En la primavera renuncié a mi trabajo. - Fui productor de noticias en uno de los canales de televisión centrales - y antes de continuar con la búsqueda de uno nuevo, planeaba tomarme un descanso. Por supuesto, entonces no asumí que este "peredykh" se prolongaría durante dos meses en Italia: todo resultó muy espontáneamente.

El poder de las decisiones espontáneas.

Recordé que en febrero, un amigo me envió un enlace al sitio web de un centro de yoga en los lagos italianos y decidió explorar el tema. Los organizadores se ofrecieron a completar un cuestionario y convertirse en voluntarios en su centro por un mes o solo tres. Solo leí sobre programas de voluntariado, pero con respecto a mí mismo no lo tomé en serio. Ninguno de mis amigos y conocidos hizo algo como esto, no era de quién inspirar. Pero las coordenadas fueron claramente establecidas por la mía: una vez enseñé italiano y todo iba a mejorar, pero sin el yoga, no había imaginado mi vida por mucho tiempo. Fue agradable hablar italiano y practicar yoga en las estribaciones de los Alpes.
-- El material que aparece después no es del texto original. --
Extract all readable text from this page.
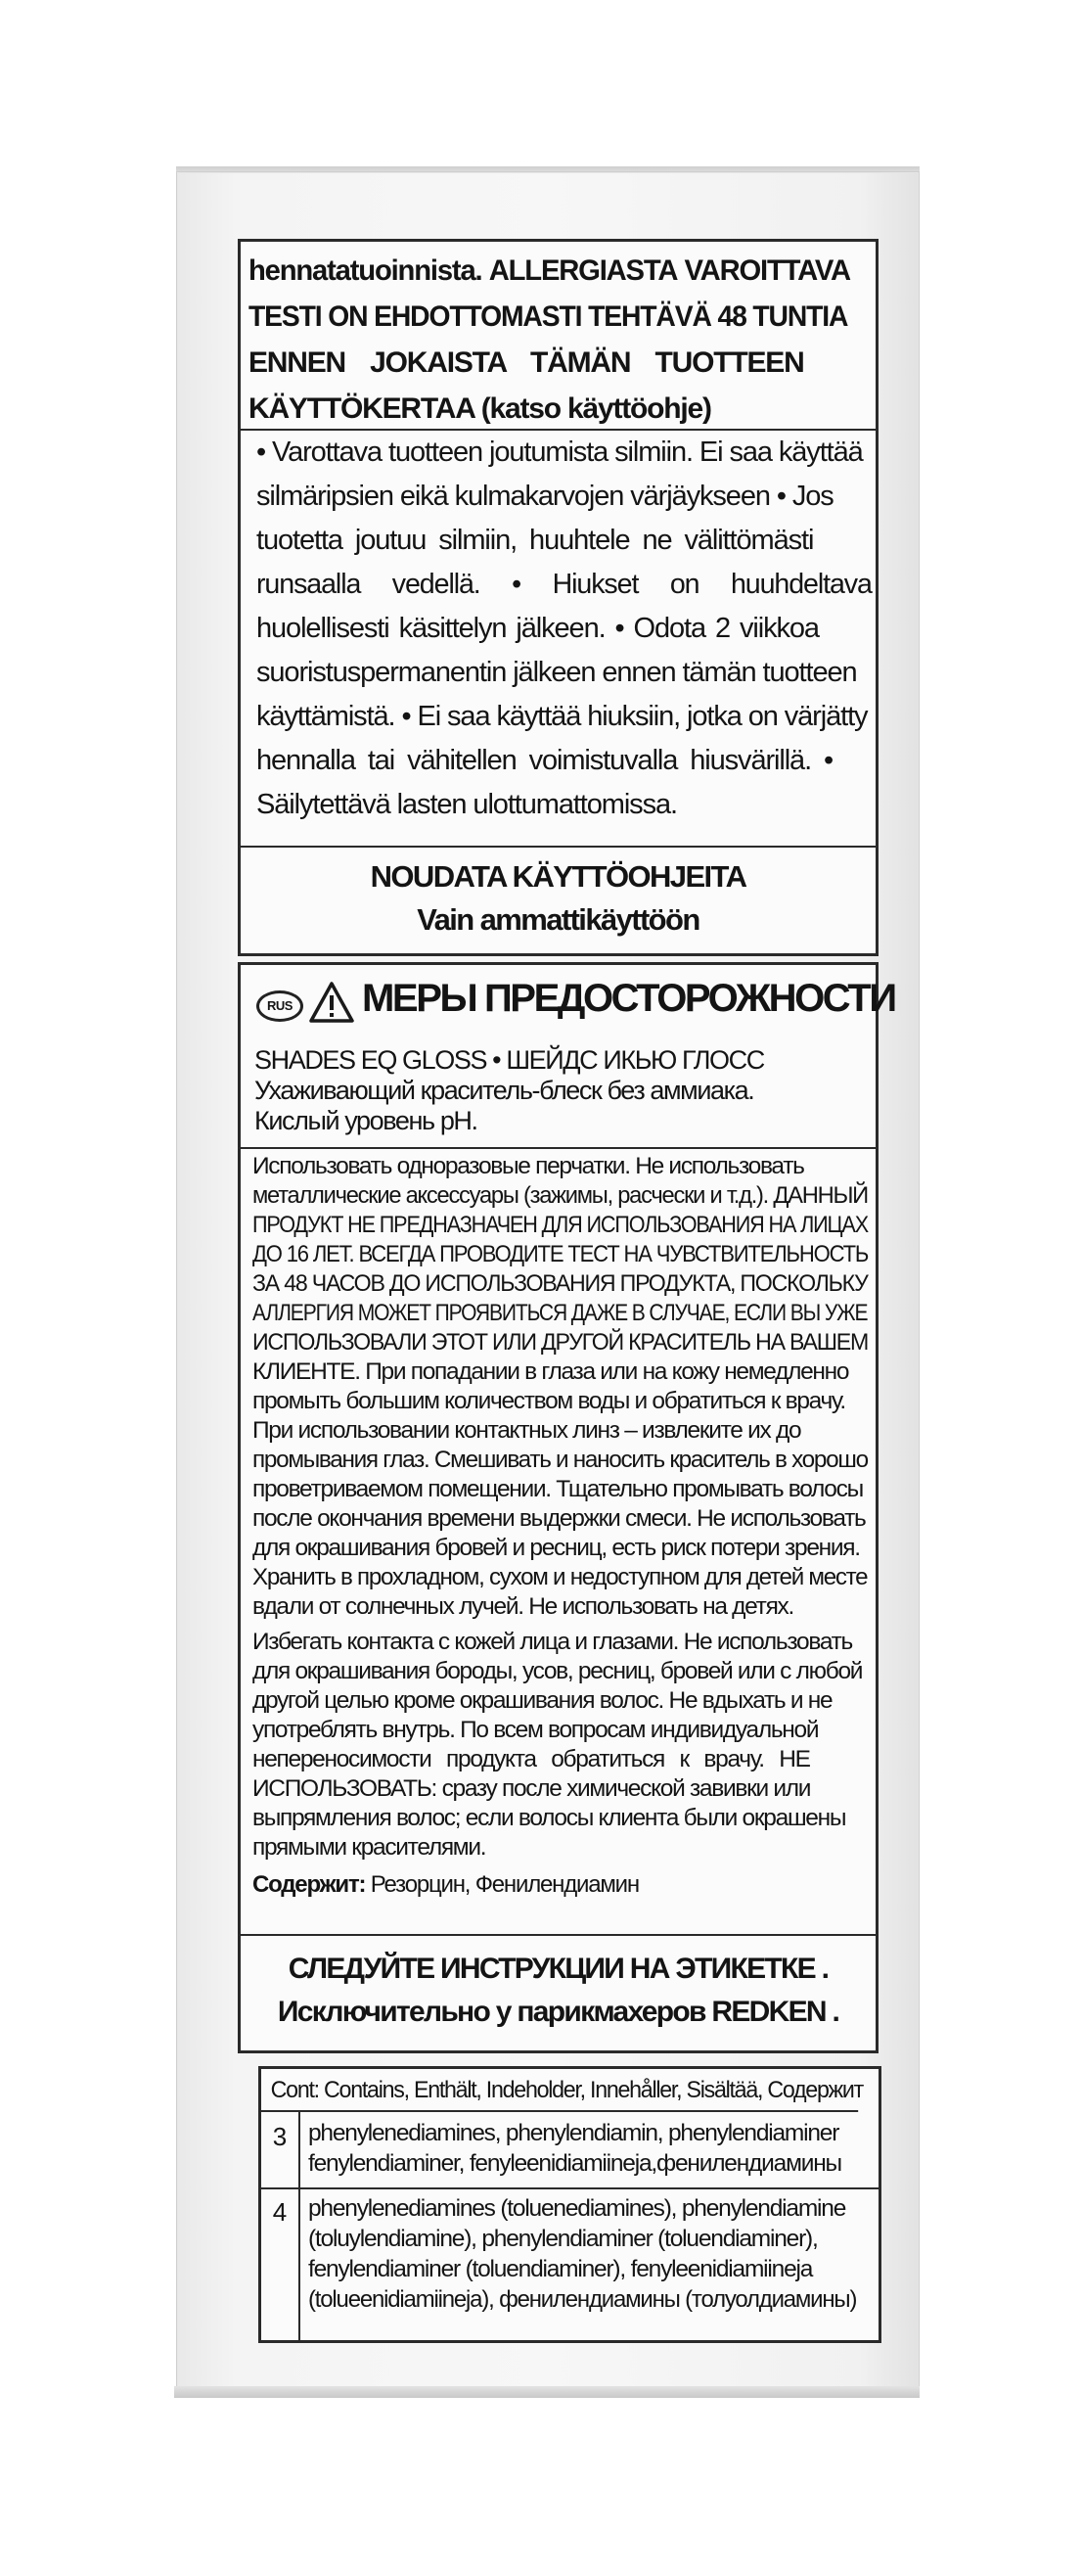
hennatatuoinnista. ALLERGIASTA VAROITTAVA
TESTI ON EHDOTTOMASTI TEHTÄVÄ 48 TUNTIA
ENNEN JOKAISTA TÄMÄN TUOTTEEN
KÄYTTÖKERTAA (katso käyttöohje)
• Varottava tuotteen joutumista silmiin. Ei saa käyttää
silmäripsien eikä kulmakarvojen värjäykseen • Jos
tuotetta joutuu silmiin, huuhtele ne välittömästi
runsaalla vedellä. • Hiukset on huuhdeltava
huolellisesti käsittelyn jälkeen. • Odota 2 viikkoa
suoristuspermanentin jälkeen ennen tämän tuotteen
käyttämistä. • Ei saa käyttää hiuksiin, jotka on värjätty
hennalla tai vähitellen voimistuvalla hiusvärillä. •
Säilytettävä lasten ulottumattomissa.
NOUDATA KÄYTTÖOHJEITA
Vain ammattikäyttöön
RUS МЕРЫ ПРЕДОСТОРОЖНОСТИ
SHADES EQ GLOSS • ШЕЙДС ИКЬЮ ГЛОСС
Ухаживающий краситель-блеск без аммиака.
Кислый уровень pH.
Использовать одноразовые перчатки. Не использовать
металлические аксессуары (зажимы, расчески и т.д.). ДАННЫЙ
ПРОДУКТ НЕ ПРЕДНАЗНАЧЕН ДЛЯ ИСПОЛЬЗОВАНИЯ НА ЛИЦАХ
ДО 16 ЛЕТ. ВСЕГДА ПРОВОДИТЕ ТЕСТ НА ЧУВСТВИТЕЛЬНОСТЬ
ЗА 48 ЧАСОВ ДО ИСПОЛЬЗОВАНИЯ ПРОДУКТА, ПОСКОЛЬКУ
АЛЛЕРГИЯ МОЖЕТ ПРОЯВИТЬСЯ ДАЖЕ В СЛУЧАЕ, ЕСЛИ ВЫ УЖЕ
ИСПОЛЬЗОВАЛИ ЭТОТ ИЛИ ДРУГОЙ КРАСИТЕЛЬ НА ВАШЕМ
КЛИЕНТЕ. При попадании в глаза или на кожу немедленно
промыть большим количеством воды и обратиться к врачу.
При использовании контактных линз – извлеките их до
промывания глаз. Смешивать и наносить краситель в хорошо
проветриваемом помещении. Тщательно промывать волосы
после окончания времени выдержки смеси. Не использовать
для окрашивания бровей и ресниц, есть риск потери зрения.
Хранить в прохладном, сухом и недоступном для детей месте
вдали от солнечных лучей. Не использовать на детях.
Избегать контакта с кожей лица и глазами. Не использовать
для окрашивания бороды, усов, ресниц, бровей или с любой
другой целью кроме окрашивания волос. Не вдыхать и не
употреблять внутрь. По всем вопросам индивидуальной
непереносимости продукта обратиться к врачу. НЕ
ИСПОЛЬЗОВАТЬ: сразу после химической завивки или
выпрямления волос; если волосы клиента были окрашены
прямыми красителями.
Содержит: Резорцин, Фенилендиамин
СЛЕДУЙТЕ ИНСТРУКЦИИ НА ЭТИКЕТКЕ .
Исключительно у парикмахеров REDKEN .
Cont: Contains, Enthält, Indeholder, Innehåller, Sisältää, Содержит
3 phenylenediamines, phenylendiamin, phenylendiaminer
fenylendiaminer, fenyleenidiamiineja,фенилендиамины
4 phenylenediamines (toluenediamines), phenylendiamine
(toluylendiamine), phenylendiaminer (toluendiaminer),
fenylendiaminer (toluendiaminer), fenyleenidiamiineja
(tolueenidiamiineja), фенилендиамины (толуолдиамины)
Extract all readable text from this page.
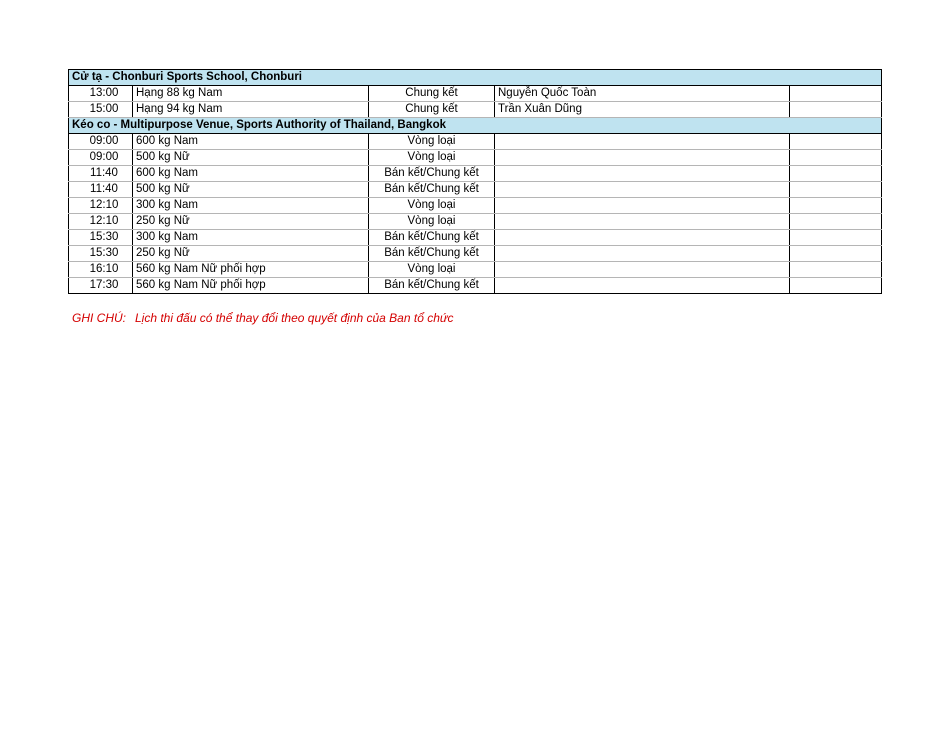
Cử tạ - Chonburi Sports School, Chonburi				
13:00	Hạng 88 kg Nam	Chung kết	Nguyễn Quốc Toàn	
15:00	Hạng 94 kg Nam	Chung kết	Trần Xuân Dũng	
Kéo co - Multipurpose Venue, Sports Authority of Thailand, Bangkok				
09:00	600 kg Nam	Vòng loại		
09:00	500 kg Nữ	Vòng loại		
11:40	600 kg Nam	Bán kết/Chung kết		
11:40	500 kg Nữ	Bán kết/Chung kết		
12:10	300 kg Nam	Vòng loại		
12:10	250 kg Nữ	Vòng loại		
15:30	300 kg Nam	Bán kết/Chung kết		
15:30	250 kg Nữ	Bán kết/Chung kết		
16:10	560 kg Nam Nữ phối hợp	Vòng loại		
17:30	560 kg Nam Nữ phối hợp	Bán kết/Chung kết		
GHI CHÚ: Lịch thi đấu có thể thay đổi theo quyết định của Ban tổ chức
Aún sin entender completamente la idea del voluntariado, llené y envié un cuestionario. Me respondieron después de un par de semanas. Nuestra correspondencia con el coordinador del centro Michael se prolongó por un tiempo: luego descubrió información sobre mí y luego yo sobre el centro. Como resultado, recibí una respuesta positiva y una invitación para venir a principios de junio. En una de las últimas cartas, Michael escribió: "Y no te olvides de llevar una linterna". Estaba un poco desconfiado, pero sin ninguna duda puse la linterna en mi maleta.

Casa Nueva Forrest

En la estación de la ciudad con el dulce nombre Pettenasco, estaba una hora antes de lo que había planeado. En una pequeña plataforma no había un alma y un silencio alrededor. En la pared colgaba un cartel de "330 metros sobre el nivel del mar". Nadie contestó mi mensaje de texto que ya estaba allí. Con cierta consternación, me senté a esperar la hora señalada en un solo banco en una colina empinada. Delante de mí había un espejo del lago Orta, pequeño y desconocido. Para finalmente sentirme como Forrest Gump, solo necesitaba una caja de bombones.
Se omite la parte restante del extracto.